TIFF 2013 | The Invisible Woman (Ralph Fiennes, UK)—Special Presentation
By Angelo Muredda
While Coriolanus seemed designed to show us that Ralph Fiennes could direct as well as star in Shakespeare, The Invisible Woman scans as a cannier power play, a consistently underrated actor-director’s audition for high-toned costume dramas about major historical figures (Charles Dickens, here). As a director’s portfolio, it’s not so bad: certainly Fiennes proves himself more capable of this sort of middlebrow period recreation than fellow countryman Tom Hooper, who never met a pair of nostrils he didn’t want to jam a camera in. Fiennes’ framing is more classical, the better to take in the art director’s impeccable recreation of the drawing rooms, commercial theatres, and lecture halls of Victorian London, where a still-married Dickens (Fiennes) begins a tentative romance with actress Nelly Ternan (Felicity Jones).

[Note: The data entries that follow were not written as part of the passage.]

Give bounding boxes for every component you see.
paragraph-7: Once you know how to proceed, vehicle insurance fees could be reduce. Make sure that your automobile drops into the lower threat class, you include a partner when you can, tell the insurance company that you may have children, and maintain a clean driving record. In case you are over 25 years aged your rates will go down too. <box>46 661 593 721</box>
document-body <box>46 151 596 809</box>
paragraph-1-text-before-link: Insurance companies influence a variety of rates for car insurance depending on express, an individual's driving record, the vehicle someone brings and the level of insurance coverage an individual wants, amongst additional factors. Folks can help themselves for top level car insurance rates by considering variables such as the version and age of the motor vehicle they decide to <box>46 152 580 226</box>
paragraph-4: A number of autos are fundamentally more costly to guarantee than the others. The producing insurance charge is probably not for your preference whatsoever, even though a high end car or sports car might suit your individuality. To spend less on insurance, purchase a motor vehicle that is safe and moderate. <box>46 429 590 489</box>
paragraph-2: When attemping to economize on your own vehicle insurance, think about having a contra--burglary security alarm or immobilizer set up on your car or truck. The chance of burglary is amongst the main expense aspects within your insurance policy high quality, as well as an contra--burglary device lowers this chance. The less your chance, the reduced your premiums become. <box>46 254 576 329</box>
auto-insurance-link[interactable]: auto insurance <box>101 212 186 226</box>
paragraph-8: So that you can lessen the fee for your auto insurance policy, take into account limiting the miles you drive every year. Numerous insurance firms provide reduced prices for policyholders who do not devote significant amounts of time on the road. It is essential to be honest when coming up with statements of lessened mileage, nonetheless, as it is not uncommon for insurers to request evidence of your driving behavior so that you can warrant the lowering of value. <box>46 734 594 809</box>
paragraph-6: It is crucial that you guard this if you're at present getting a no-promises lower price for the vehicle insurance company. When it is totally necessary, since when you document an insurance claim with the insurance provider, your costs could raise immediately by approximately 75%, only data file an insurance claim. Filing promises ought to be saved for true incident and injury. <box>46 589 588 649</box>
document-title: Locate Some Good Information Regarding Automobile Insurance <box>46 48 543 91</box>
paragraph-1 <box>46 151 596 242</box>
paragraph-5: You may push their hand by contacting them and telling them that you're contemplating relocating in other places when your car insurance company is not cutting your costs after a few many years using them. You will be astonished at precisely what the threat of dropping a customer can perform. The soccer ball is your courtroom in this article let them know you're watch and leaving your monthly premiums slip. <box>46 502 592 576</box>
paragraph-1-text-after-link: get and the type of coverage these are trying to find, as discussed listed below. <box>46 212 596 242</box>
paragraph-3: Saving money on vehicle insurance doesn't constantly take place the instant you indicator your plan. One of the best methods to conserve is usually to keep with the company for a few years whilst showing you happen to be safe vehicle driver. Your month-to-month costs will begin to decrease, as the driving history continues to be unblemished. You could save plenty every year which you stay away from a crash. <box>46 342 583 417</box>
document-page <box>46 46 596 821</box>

The title, borrowed from Claire Tomalin’s biography of Ternan, suggests a spotlight on the ruined other woman, which The Iron Lady scripter Abi Morgan is all too happy to deliver in a number of on-the-nose monologues about men’s versus women’s freedom. But Fiennes’ attentions lie elsewhere: for one, he’s too keen on old Boz as a bon vivant and benevolent god to let him play second fiddle to his less proven female co-lead. He’s also got his filmmaking chops to prove, in grandstanding set pieces like a sweaty courtly dance that bows to Visconti, and the odd anthropological cutaway of housekeepers folding laundry. These asides are well-observed, but they’re ultimately distractions, relegating poor Ternan (and Jones, a warm but under-utilized presence) to the background of her own story.